Life in Yemen's war zone

The latest issue of the Yemen Times gives a rare glimpse of daily life in the Saada war zone:

In the countryside of Saada, there is no electricity or phone service and generators can be deadly.

According to one resident of rural Dhahyan, her neighbours communicate by hand-written letters, and when violence is nearby, the entire village retreats to the fields to wait out the battle with the sheep and the goats … 

She said even families with generators don’t turn on the lights because they also fear being mistaken for enemies by either side. 

“They strike randomly, and the villages are in the middle,” she said.

Journalists are excluded from the area and the paper quotes an email from a nurse at the Sallam Hospital in Saada city saying the city is surrounded by army forces and hospital employees are now confined to hospital grounds: “We always have this thought of the rebels firing back and hitting the compound … We have no idea of how to defend ourselves or escape.”

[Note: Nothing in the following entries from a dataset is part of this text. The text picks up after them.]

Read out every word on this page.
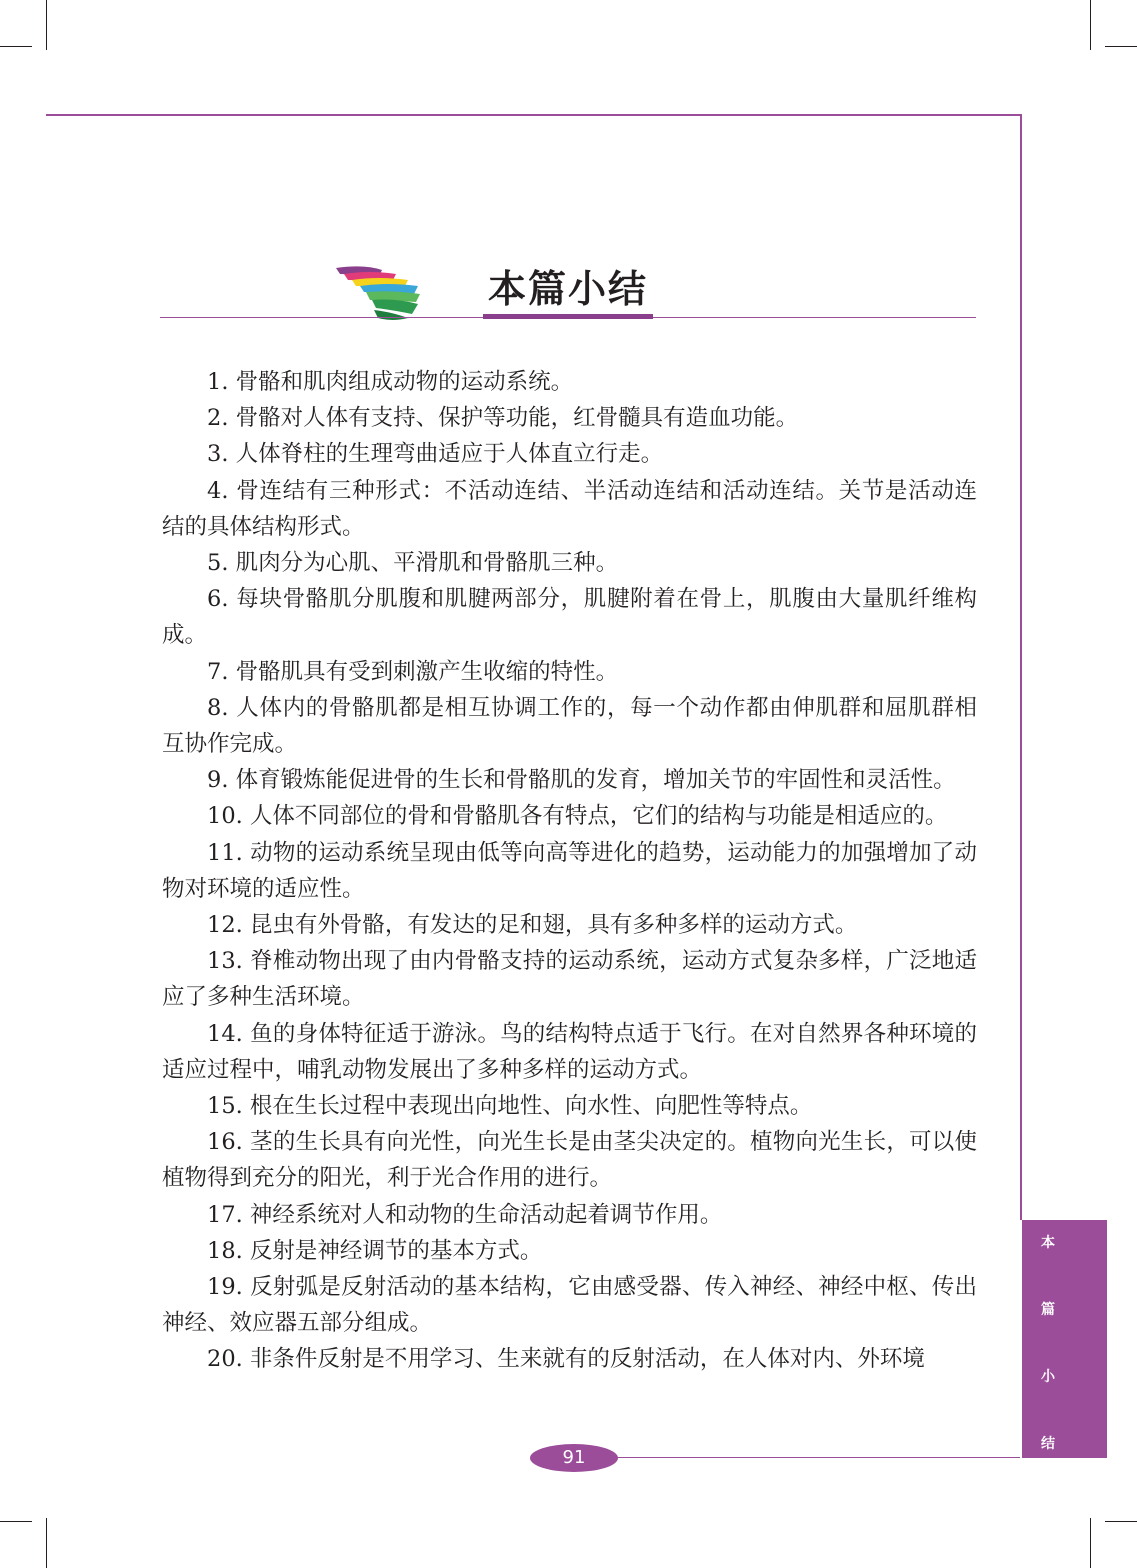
本篇小结
1. 骨骼和肌肉组成动物的运动系统。
2. 骨骼对人体有支持、保护等功能，红骨髓具有造血功能。
3. 人体脊柱的生理弯曲适应于人体直立行走。
4. 骨连结有三种形式：不活动连结、半活动连结和活动连结。关节是活动连结的具体结构形式。
5. 肌肉分为心肌、平滑肌和骨骼肌三种。
6. 每块骨骼肌分肌腹和肌腱两部分，肌腱附着在骨上，肌腹由大量肌纤维构成。
7. 骨骼肌具有受到刺激产生收缩的特性。
8. 人体内的骨骼肌都是相互协调工作的，每一个动作都由伸肌群和屈肌群相互协作完成。
9. 体育锻炼能促进骨的生长和骨骼肌的发育，增加关节的牢固性和灵活性。
10. 人体不同部位的骨和骨骼肌各有特点，它们的结构与功能是相适应的。
11. 动物的运动系统呈现由低等向高等进化的趋势，运动能力的加强增加了动物对环境的适应性。
12. 昆虫有外骨骼，有发达的足和翅，具有多种多样的运动方式。
13. 脊椎动物出现了由内骨骼支持的运动系统，运动方式复杂多样，广泛地适应了多种生活环境。
14. 鱼的身体特征适于游泳。鸟的结构特点适于飞行。在对自然界各种环境的适应过程中，哺乳动物发展出了多种多样的运动方式。
15. 根在生长过程中表现出向地性、向水性、向肥性等特点。
16. 茎的生长具有向光性，向光生长是由茎尖决定的。植物向光生长，可以使植物得到充分的阳光，利于光合作用的进行。
17. 神经系统对人和动物的生命活动起着调节作用。
18. 反射是神经调节的基本方式。
19. 反射弧是反射活动的基本结构，它由感受器、传入神经、神经中枢、传出神经、效应器五部分组成。
20. 非条件反射是不用学习、生来就有的反射活动，在人体对内、外环境
本
篇
小
结
91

The Saada coordinator for Medecins du Monde, Dr Akram Abdullah Adam, tells the paper that travel restrictions and security concerns are keeping his staff confined to the city.

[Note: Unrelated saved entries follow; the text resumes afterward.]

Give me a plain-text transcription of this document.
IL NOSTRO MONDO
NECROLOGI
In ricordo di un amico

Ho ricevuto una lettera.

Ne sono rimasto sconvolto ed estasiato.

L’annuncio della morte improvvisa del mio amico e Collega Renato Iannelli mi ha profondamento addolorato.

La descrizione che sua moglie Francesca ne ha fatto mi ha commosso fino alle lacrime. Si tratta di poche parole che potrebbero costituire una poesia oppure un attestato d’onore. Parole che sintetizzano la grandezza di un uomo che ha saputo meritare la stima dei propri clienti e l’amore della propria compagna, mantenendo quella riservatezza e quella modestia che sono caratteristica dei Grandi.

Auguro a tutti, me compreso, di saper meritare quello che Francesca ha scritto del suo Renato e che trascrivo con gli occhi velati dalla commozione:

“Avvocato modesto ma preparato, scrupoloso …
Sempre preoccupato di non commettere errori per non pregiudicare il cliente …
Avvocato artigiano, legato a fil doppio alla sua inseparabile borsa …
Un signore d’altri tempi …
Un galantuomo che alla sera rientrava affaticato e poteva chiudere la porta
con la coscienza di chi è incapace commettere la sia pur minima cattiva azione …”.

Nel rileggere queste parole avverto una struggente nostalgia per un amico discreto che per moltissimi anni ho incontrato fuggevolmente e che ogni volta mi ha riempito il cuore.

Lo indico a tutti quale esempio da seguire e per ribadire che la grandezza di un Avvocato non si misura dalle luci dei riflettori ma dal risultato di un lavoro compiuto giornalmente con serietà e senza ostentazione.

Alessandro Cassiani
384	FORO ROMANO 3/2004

Fighting usually takes place along roads, at checkpoints and near schools. In the villages, schools are often the centre of political life and are the first buildings to be occupied by whichever military force is in control. “He who captures the school captures the whole village,” Dr Adam says. 

Some 10,000 people fled their homes during two days of fighting in Saada province earlier this week, according to Sheikh Saleh Habra, a tribal leader who has often represented the Houthi rebels at peace negotiations. The latest UN estimates put the total number of war-displaced at 125,000-150,000.

The UN news service continues:

The “sixth war” between the army and Houthi-led rebels broke out on 12 August, and so far hundreds of civilians, mostly women and children, have been killed in army air strikes, according to Habra. Local sources said, on condition of anonymity, that hundreds of soldiers had also been killed or injured in the recent clashes.

Posted by Brian Whitaker, 21 August 2009.